チューリッヒのビール工場が、モダンなSpaホテルになった

スイスほど観光に適して面白く、旅をし易い国は世界に二つと無い。

多くの住民が多言語を操り、食事も美味しい、ワインも一流だ。筆者自身が暮らした4ッ星ホテルの主は、7カ国語を巧みに喋りゲストを喜ばせていた。旅人には至れり尽くせりの国であり、何より、山も、湖も、街も、村もどこも美しいホテル王国である。

そんなスイスは斬新な建築物で良く知られた国でもある。今回は、そんなスイスらしさを駆使した斬新なデザインのブティックホテルを紹介しよう。

スイス一の大都市チューリッヒ(首都はベルン)に誕生した都会型のスパリゾートである。本格的なスパ施設を備えたホテル「B2 Boutique Hotel & Spa」が建つのは、街の中心からほんの少し離れた郊外だ。

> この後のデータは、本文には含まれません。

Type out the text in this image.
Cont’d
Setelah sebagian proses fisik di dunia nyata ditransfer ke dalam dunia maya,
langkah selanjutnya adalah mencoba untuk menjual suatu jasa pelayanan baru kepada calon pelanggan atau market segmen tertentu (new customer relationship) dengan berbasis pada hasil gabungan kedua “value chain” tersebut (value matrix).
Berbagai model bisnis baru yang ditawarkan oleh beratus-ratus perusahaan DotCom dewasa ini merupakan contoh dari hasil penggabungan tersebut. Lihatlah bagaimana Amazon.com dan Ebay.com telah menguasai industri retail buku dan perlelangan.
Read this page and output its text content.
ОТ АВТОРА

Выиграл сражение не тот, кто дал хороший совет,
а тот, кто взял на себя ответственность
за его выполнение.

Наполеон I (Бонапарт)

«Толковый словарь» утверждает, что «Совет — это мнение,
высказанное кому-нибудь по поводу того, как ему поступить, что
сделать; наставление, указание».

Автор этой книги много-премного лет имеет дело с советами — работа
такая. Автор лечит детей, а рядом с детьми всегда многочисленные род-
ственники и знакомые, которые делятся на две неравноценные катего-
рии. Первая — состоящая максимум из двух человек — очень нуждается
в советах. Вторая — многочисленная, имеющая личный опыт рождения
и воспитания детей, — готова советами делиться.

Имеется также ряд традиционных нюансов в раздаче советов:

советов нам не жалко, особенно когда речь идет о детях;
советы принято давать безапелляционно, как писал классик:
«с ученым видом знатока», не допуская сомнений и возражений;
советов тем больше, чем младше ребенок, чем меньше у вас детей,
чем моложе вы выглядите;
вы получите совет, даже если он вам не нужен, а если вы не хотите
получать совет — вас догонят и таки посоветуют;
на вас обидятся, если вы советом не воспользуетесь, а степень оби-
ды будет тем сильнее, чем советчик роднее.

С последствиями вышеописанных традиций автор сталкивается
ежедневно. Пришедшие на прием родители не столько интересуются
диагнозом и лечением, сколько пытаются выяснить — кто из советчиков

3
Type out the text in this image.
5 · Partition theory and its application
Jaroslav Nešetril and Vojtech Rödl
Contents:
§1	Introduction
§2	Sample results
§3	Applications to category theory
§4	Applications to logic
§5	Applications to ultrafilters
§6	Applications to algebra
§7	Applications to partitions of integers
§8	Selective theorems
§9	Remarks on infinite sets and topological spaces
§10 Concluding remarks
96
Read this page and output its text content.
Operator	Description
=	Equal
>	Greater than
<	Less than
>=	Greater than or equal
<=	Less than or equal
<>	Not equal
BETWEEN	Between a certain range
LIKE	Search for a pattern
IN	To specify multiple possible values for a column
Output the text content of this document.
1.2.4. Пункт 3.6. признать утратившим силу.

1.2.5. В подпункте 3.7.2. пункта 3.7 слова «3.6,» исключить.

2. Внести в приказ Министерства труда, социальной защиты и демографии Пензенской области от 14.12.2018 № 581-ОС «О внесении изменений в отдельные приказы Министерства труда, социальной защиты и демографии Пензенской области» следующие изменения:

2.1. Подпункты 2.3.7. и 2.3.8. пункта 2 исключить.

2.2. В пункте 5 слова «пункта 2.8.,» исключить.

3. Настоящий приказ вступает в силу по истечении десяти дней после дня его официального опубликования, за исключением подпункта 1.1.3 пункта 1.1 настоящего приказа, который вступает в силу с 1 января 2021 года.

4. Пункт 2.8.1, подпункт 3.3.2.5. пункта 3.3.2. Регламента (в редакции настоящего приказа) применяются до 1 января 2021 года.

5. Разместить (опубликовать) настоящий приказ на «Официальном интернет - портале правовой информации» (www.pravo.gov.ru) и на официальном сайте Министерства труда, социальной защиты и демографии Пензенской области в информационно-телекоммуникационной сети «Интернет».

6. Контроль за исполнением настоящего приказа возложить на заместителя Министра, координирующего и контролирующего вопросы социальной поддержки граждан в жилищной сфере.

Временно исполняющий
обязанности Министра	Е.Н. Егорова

人気の地ビールを製造する老舗ビール工場だった建物を、一大リニューアルして個性的なブティックホテルに仕上げた。

ホテルの屋上に造られた温水プール、チューリヒ中心街が見渡せる。
ホテルの屋上に造られた温水プール、チューリッヒ中心街が見渡せる。

オープンは2014年3月。1866年創業だった「ヒューリマン・ビール醸造所」の建物が時代の波に揉まれて閉鎖となり、2007年にビール工場とその周辺の再開発が行われた。そして、米国本社以外では最大規模というGoogleや、数々の企業、レストラン、ショップが揃ったコンプレックス「ヒューリマン・アレアール」が誕生。

室内のアイリッシュバス、他にもビール樽を利用した鉱泉など変わり風呂が。
室内のアイリッシュバス、他にもビール樽を利用した鉱泉など変わり風呂が。

その一角の小高い場所に残されたビール工場の母屋が、とびきりのデザインホテルとして蘇ったのである。